Acostumados a vencer 

Por Mauro César Pereira /  

http://espn.uol.com.br

Campeonato Brasileiro em 2011 e 2015. Libertadores 2012 e Recopa Sul-americana 2013. Copa do Brasil 2009, quando também levantou o título paulista, que voltou a faturar em 2013 e agora, em 2017. Na última década, de torneio Mundial da Fifa (2012) até Série B o Corinthians ganhou, em 2008, ano em que foi vice da Copa do Brasil, mesmo na segunda divisão.

São dez títulos em menos de dez temporadas. Sim, o clube se acostumou a decidir competições. E vencê-las. Algo que não foi interrompido nem pelos erros administrativos que fizeram a dívida crescer perto de 140% — de R$ 178,5 milhões em 2011 para a casa dos R$ 400 milhões —, fora a conta do estádio. Não fossem tais equívocos, os corintianos teriam perspectivas ainda melhores para o decorrer do ano.

Fato é que a debilidade financeira não abala o caráter do time, sua identidade e a maneira como a “Fiel” encara os jogos.

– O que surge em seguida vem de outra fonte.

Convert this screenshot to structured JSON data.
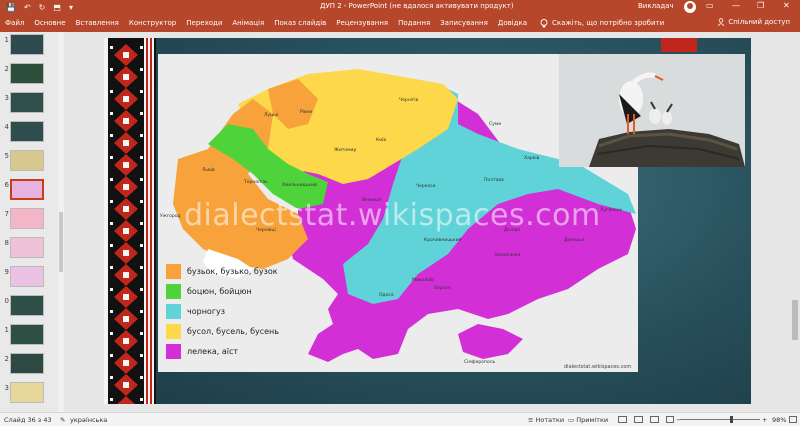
{
  "titlebar": {
    "title": "ДУП 2  -  PowerPoint (не вдалося активувати продукт)",
    "user": "Викладач",
    "qat": [
      "💾",
      "↶",
      "↻",
      "⬒",
      "▾"
    ],
    "window_buttons": [
      "—",
      "❐",
      "✕",
      "▭"
    ]
  },
  "ribbon": {
    "tabs": [
      "Файл",
      "Основне",
      "Вставлення",
      "Конструктор",
      "Переходи",
      "Анімація",
      "Показ слайдів",
      "Рецензування",
      "Подання",
      "Записування",
      "Довідка"
    ],
    "tell_me": "Скажіть, що потрібно зробити",
    "share": "Спільний доступ"
  },
  "thumbnails": {
    "numbers": [
      "1",
      "2",
      "3",
      "4",
      "5",
      "6",
      "7",
      "8",
      "9",
      "0",
      "1",
      "2",
      "3"
    ],
    "selected_index": 5
  },
  "slide": {
    "watermark": "dialectstat.wikispaces.com",
    "credit": "dialectstat.wikispaces.com",
    "legend": [
      {
        "label": "бузьок, бузько, бузок",
        "color": "#f7a23a"
      },
      {
        "label": "боцюн, бойцюн",
        "color": "#4fd33a"
      },
      {
        "label": "чорногуз",
        "color": "#5fd3d8"
      },
      {
        "label": "бусол, бусель, бусень",
        "color": "#fcd84a"
      },
      {
        "label": "лелека, аїст",
        "color": "#d22fd6"
      }
    ],
    "cities": [
      "Луцьк",
      "Рівне",
      "Житомир",
      "Чернігів",
      "Київ",
      "Суми",
      "Харків",
      "Полтава",
      "Черкаси",
      "Вінниця",
      "Львів",
      "Тернопіль",
      "Хмельницький",
      "Ужгород",
      "Чернівці",
      "Луганськ",
      "Донецьк",
      "Дніпро",
      "Запоріжжя",
      "Херсон",
      "Одеса",
      "Миколаїв",
      "Кропивницький",
      "Сімферополь"
    ],
    "colors": {
      "ornament_red": "#c0261c",
      "ornament_black": "#111111",
      "bg": "#274f5b"
    }
  },
  "status": {
    "slide": "Слайд 36 з 43",
    "lang": "українська",
    "notes": "Нотатки",
    "comments": "Примітки",
    "zoom": "98%"
  }
}
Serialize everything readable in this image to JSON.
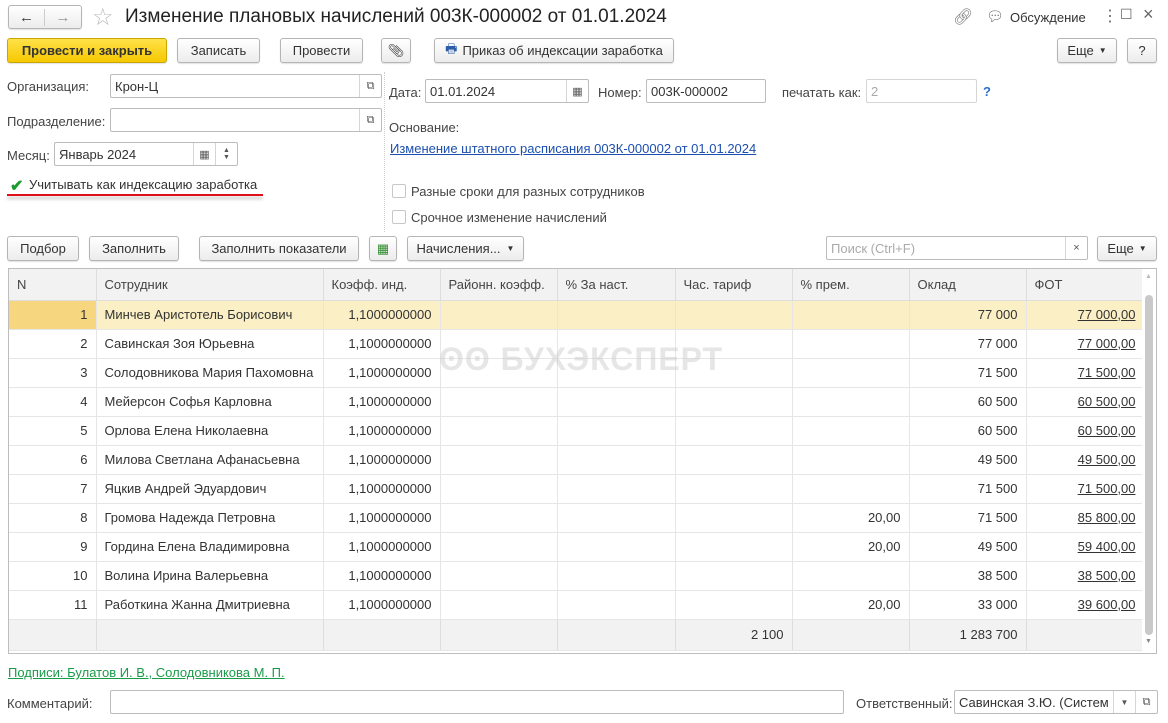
{
  "window": {
    "title": "Изменение плановых начислений 003К-000002 от 01.01.2024",
    "discussion": "Обсуждение"
  },
  "toolbar": {
    "post_close": "Провести и закрыть",
    "save": "Записать",
    "post": "Провести",
    "print_order": "Приказ об индексации заработка",
    "more": "Еще",
    "help": "?"
  },
  "form": {
    "org_label": "Организация:",
    "org_value": "Крон-Ц",
    "dept_label": "Подразделение:",
    "dept_value": "",
    "month_label": "Месяц:",
    "month_value": "Январь 2024",
    "indexation_label": "Учитывать как индексацию заработка",
    "indexation_checked": true,
    "date_label": "Дата:",
    "date_value": "01.01.2024",
    "number_label": "Номер:",
    "number_value": "003К-000002",
    "print_as_label": "печатать как:",
    "print_as_value": "2",
    "print_as_help": "?",
    "basis_label": "Основание:",
    "basis_link": "Изменение штатного расписания 003К-000002 от 01.01.2024",
    "diff_dates_label": "Разные сроки для разных сотрудников",
    "diff_dates_checked": false,
    "urgent_label": "Срочное изменение начислений",
    "urgent_checked": false
  },
  "table_toolbar": {
    "pick": "Подбор",
    "fill": "Заполнить",
    "fill_indicators": "Заполнить показатели",
    "accruals": "Начисления...",
    "search_placeholder": "Поиск (Ctrl+F)",
    "clear": "×",
    "more": "Еще"
  },
  "table": {
    "columns": [
      "N",
      "Сотрудник",
      "Коэфф. инд.",
      "Районн. коэфф.",
      "%  За наст.",
      "Час. тариф",
      "% прем.",
      "Оклад",
      "ФОТ"
    ],
    "rows": [
      [
        "1",
        "Минчев Аристотель Борисович",
        "1,1000000000",
        "",
        "",
        "",
        "",
        "77 000",
        "77 000,00"
      ],
      [
        "2",
        "Савинская Зоя Юрьевна",
        "1,1000000000",
        "",
        "",
        "",
        "",
        "77 000",
        "77 000,00"
      ],
      [
        "3",
        "Солодовникова Мария Пахомовна",
        "1,1000000000",
        "",
        "",
        "",
        "",
        "71 500",
        "71 500,00"
      ],
      [
        "4",
        "Мейерсон Софья Карловна",
        "1,1000000000",
        "",
        "",
        "",
        "",
        "60 500",
        "60 500,00"
      ],
      [
        "5",
        "Орлова Елена Николаевна",
        "1,1000000000",
        "",
        "",
        "",
        "",
        "60 500",
        "60 500,00"
      ],
      [
        "6",
        "Милова Светлана Афанасьевна",
        "1,1000000000",
        "",
        "",
        "",
        "",
        "49 500",
        "49 500,00"
      ],
      [
        "7",
        "Яцкив Андрей Эдуардович",
        "1,1000000000",
        "",
        "",
        "",
        "",
        "71 500",
        "71 500,00"
      ],
      [
        "8",
        "Громова Надежда Петровна",
        "1,1000000000",
        "",
        "",
        "",
        "20,00",
        "71 500",
        "85 800,00"
      ],
      [
        "9",
        "Гордина Елена Владимировна",
        "1,1000000000",
        "",
        "",
        "",
        "20,00",
        "49 500",
        "59 400,00"
      ],
      [
        "10",
        "Волина Ирина Валерьевна",
        "1,1000000000",
        "",
        "",
        "",
        "",
        "38 500",
        "38 500,00"
      ],
      [
        "11",
        "Работкина Жанна Дмитриевна",
        "1,1000000000",
        "",
        "",
        "",
        "20,00",
        "33 000",
        "39 600,00"
      ]
    ],
    "totals": [
      "",
      "",
      "",
      "",
      "",
      "2 100",
      "",
      "1 283 700",
      ""
    ]
  },
  "watermark": "БУХЭКСПЕРТ",
  "footer": {
    "signatures": "Подписи: Булатов И. В., Солодовникова М. П.",
    "comment_label": "Комментарий:",
    "comment_value": "",
    "responsible_label": "Ответственный:",
    "responsible_value": "Савинская З.Ю. (Систем"
  }
}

Nenhum clube brasileiro tem uma torcida que compreenda tão bem o estilo, a estratégia, a forma de atuar dos seus representantes nas quatro linhas. No Corinthians, se defender bem é caminho para a vitória. E novamente deu certo.

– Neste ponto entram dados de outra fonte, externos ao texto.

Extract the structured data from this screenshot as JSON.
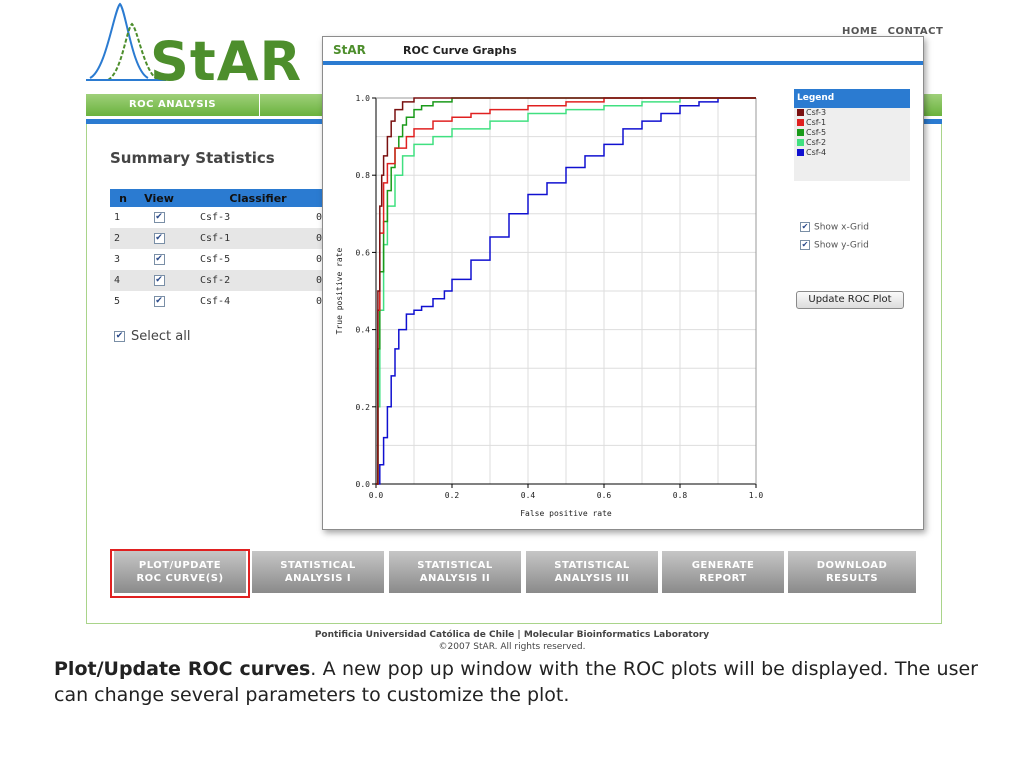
{
  "header": {
    "logo_text": "StAR",
    "top_links": [
      "HOME",
      "CONTACT"
    ]
  },
  "nav": {
    "tab": "ROC ANALYSIS"
  },
  "summary": {
    "title": "Summary Statistics",
    "columns": [
      "n",
      "View",
      "Classifier"
    ],
    "rows": [
      {
        "n": "1",
        "classifier": "Csf-3",
        "more": "0"
      },
      {
        "n": "2",
        "classifier": "Csf-1",
        "more": "0"
      },
      {
        "n": "3",
        "classifier": "Csf-5",
        "more": "0"
      },
      {
        "n": "4",
        "classifier": "Csf-2",
        "more": "0"
      },
      {
        "n": "5",
        "classifier": "Csf-4",
        "more": "0"
      }
    ],
    "checkmark": "✔",
    "select_all": "Select all"
  },
  "buttons": [
    {
      "line1": "PLOT/UPDATE",
      "line2": "ROC CURVE(S)"
    },
    {
      "line1": "STATISTICAL",
      "line2": "ANALYSIS I"
    },
    {
      "line1": "STATISTICAL",
      "line2": "ANALYSIS II"
    },
    {
      "line1": "STATISTICAL",
      "line2": "ANALYSIS III"
    },
    {
      "line1": "GENERATE",
      "line2": "REPORT"
    },
    {
      "line1": "DOWNLOAD",
      "line2": "RESULTS"
    }
  ],
  "footer": {
    "line1": "Pontificia Universidad Católica de Chile  |  Molecular Bioinformatics Laboratory",
    "line2": "©2007 StAR. All rights reserved."
  },
  "caption": {
    "strong": "Plot/Update ROC curves",
    "rest": ". A new pop up window with the ROC plots will be displayed. The user can change several parameters to customize the plot."
  },
  "popup": {
    "brand": "StAR",
    "title": "ROC Curve Graphs",
    "legend_title": "Legend",
    "show_x_grid": "Show x-Grid",
    "show_y_grid": "Show y-Grid",
    "update_button": "Update ROC Plot"
  },
  "colors": {
    "accent_blue": "#2b7bd1",
    "brand_green": "#4d8e2c",
    "highlight_red": "#e02020"
  },
  "chart_data": {
    "type": "line",
    "title": "",
    "xlabel": "False positive rate",
    "ylabel": "True positive rate",
    "xlim": [
      0,
      1
    ],
    "ylim": [
      0,
      1
    ],
    "xticks": [
      "0.0",
      "0.2",
      "0.4",
      "0.6",
      "0.8",
      "1.0"
    ],
    "yticks": [
      "0.0",
      "0.2",
      "0.4",
      "0.6",
      "0.8",
      "1.0"
    ],
    "grid": true,
    "legend": "right",
    "series": [
      {
        "name": "Csf-3",
        "color": "#7a1010",
        "x": [
          0,
          0.005,
          0.01,
          0.015,
          0.02,
          0.03,
          0.04,
          0.05,
          0.07,
          0.1,
          0.15,
          0.3,
          0.5,
          1
        ],
        "y": [
          0,
          0.5,
          0.72,
          0.8,
          0.85,
          0.9,
          0.94,
          0.97,
          0.99,
          1,
          1,
          1,
          1,
          1
        ]
      },
      {
        "name": "Csf-1",
        "color": "#e02020",
        "x": [
          0,
          0.005,
          0.01,
          0.02,
          0.03,
          0.05,
          0.08,
          0.1,
          0.15,
          0.2,
          0.25,
          0.3,
          0.4,
          0.5,
          0.6,
          1
        ],
        "y": [
          0,
          0.45,
          0.65,
          0.78,
          0.83,
          0.87,
          0.9,
          0.92,
          0.94,
          0.95,
          0.96,
          0.97,
          0.98,
          0.99,
          1,
          1
        ]
      },
      {
        "name": "Csf-5",
        "color": "#1a9a1a",
        "x": [
          0,
          0.005,
          0.01,
          0.02,
          0.03,
          0.04,
          0.05,
          0.06,
          0.07,
          0.08,
          0.1,
          0.12,
          0.15,
          0.2,
          1
        ],
        "y": [
          0,
          0.35,
          0.55,
          0.68,
          0.76,
          0.82,
          0.87,
          0.9,
          0.93,
          0.95,
          0.97,
          0.98,
          0.99,
          1,
          1
        ]
      },
      {
        "name": "Csf-2",
        "color": "#40e080",
        "x": [
          0,
          0.005,
          0.01,
          0.02,
          0.03,
          0.05,
          0.07,
          0.1,
          0.15,
          0.2,
          0.3,
          0.4,
          0.5,
          0.6,
          0.7,
          0.8,
          1
        ],
        "y": [
          0,
          0.2,
          0.45,
          0.62,
          0.72,
          0.8,
          0.85,
          0.88,
          0.9,
          0.92,
          0.94,
          0.96,
          0.97,
          0.98,
          0.99,
          1,
          1
        ]
      },
      {
        "name": "Csf-4",
        "color": "#1010d0",
        "x": [
          0,
          0.01,
          0.02,
          0.03,
          0.04,
          0.05,
          0.06,
          0.08,
          0.1,
          0.12,
          0.15,
          0.18,
          0.2,
          0.25,
          0.3,
          0.35,
          0.4,
          0.45,
          0.5,
          0.55,
          0.6,
          0.65,
          0.7,
          0.75,
          0.8,
          0.85,
          0.9,
          1
        ],
        "y": [
          0,
          0.05,
          0.12,
          0.2,
          0.28,
          0.35,
          0.4,
          0.44,
          0.45,
          0.46,
          0.48,
          0.5,
          0.53,
          0.58,
          0.64,
          0.7,
          0.75,
          0.78,
          0.82,
          0.85,
          0.88,
          0.92,
          0.94,
          0.96,
          0.98,
          0.99,
          1,
          1
        ]
      }
    ]
  }
}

Foram nove jogos sem levar gol em 18 partidas, nas quais o time fez apenas 22 tentos. Só em seus 12 compromissos da fase de classificação, São Paulo (25), Palmeiras (23) e Santos (23) foram às redes mais vezes. A defesa do Corinthians fez a diferença, como nos mais recentes títulos da Série A. Em ambos ela foi a melhor do campeonato — 36 sofridos em 2011 e 31 em 2015.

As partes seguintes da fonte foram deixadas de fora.